Effect of post-treatment of phosphonic acid formed on carbon steel metal surface as anticorrosion nanolayers
T Abohalkuma and J Telegdi
Libyan Petroleum Institute, Libya
Obuda University, Hungary
Institute of Materials and Environmental Chemistry, Hungary
: J Polym Sci Appl
Abstract
Undecenyl phosphonic acid and fluoro-phosphonic acid amphiphilic molecules as anticorrosion nano-layers on carbon steel metal surface were experimented. The formation of these layers was with the use of the self-assembled molecular layer (SAM) method.
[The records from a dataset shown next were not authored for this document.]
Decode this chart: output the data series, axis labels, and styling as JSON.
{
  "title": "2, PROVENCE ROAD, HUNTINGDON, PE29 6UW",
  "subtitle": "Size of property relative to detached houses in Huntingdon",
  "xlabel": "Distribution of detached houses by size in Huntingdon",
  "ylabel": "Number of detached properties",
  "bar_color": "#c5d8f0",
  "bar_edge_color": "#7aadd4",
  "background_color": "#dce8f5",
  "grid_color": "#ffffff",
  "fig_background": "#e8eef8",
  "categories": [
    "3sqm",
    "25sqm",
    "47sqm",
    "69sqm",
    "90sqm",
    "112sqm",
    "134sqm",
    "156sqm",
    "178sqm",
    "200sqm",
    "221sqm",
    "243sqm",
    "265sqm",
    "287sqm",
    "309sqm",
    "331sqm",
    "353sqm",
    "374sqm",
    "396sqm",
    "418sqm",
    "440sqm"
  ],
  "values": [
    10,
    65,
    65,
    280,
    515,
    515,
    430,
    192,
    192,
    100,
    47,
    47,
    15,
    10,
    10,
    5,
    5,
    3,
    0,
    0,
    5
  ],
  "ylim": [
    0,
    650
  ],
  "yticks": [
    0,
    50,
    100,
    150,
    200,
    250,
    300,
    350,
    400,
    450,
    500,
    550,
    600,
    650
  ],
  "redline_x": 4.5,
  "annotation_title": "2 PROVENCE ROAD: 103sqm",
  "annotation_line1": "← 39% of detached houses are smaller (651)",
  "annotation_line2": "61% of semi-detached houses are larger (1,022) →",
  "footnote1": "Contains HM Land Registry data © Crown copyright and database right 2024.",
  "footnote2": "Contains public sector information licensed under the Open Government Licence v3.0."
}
The focus of experiments was to increase the performance of the Undecenyl phosphonic acid as due to the molecules double bond at the end of the hydrophobic carbon chain, an uncompact SAM layer on the metal surface was formed thus corrosion process on the metal surface took place. To increase the compactness of the nanolayer, post-treatments by UV light and gamma-ray irradiation were applied to polymerize the double bonds and form a film with net-like structure on the metal surface. The influence of the SAM layer treatments on the layer structure was monitored by the change in water wettability by the contact angle measurements as well visualization of the morphological alteration by atomic force microscopic (AFM). With the UV treatment, the time dependence were the altered factors and as for the treatment by irradiation, the change in the dose of irradiation. The post-treatments of the self-assembled undecenyl phosphonic acid molecular layer resulted in a denser nanolayer structures and the consequence was a significantly improved anticorrosion activity. AFM measurements showed a significant change in the roughness parameters (maximum height of the profile, roughness average and the root means square roughness) that was arisen from the improved layer structure by post treatments which could be correlated with the increase in the anticorrosion process. The increase in surface roughness is known to be related to the possibility of pitting corrosion increase. An increase in the anticorrosion was activated due to the formation of a more effective, compact barrier layer between the nanolayer-covered metal surface and the corrosive environment.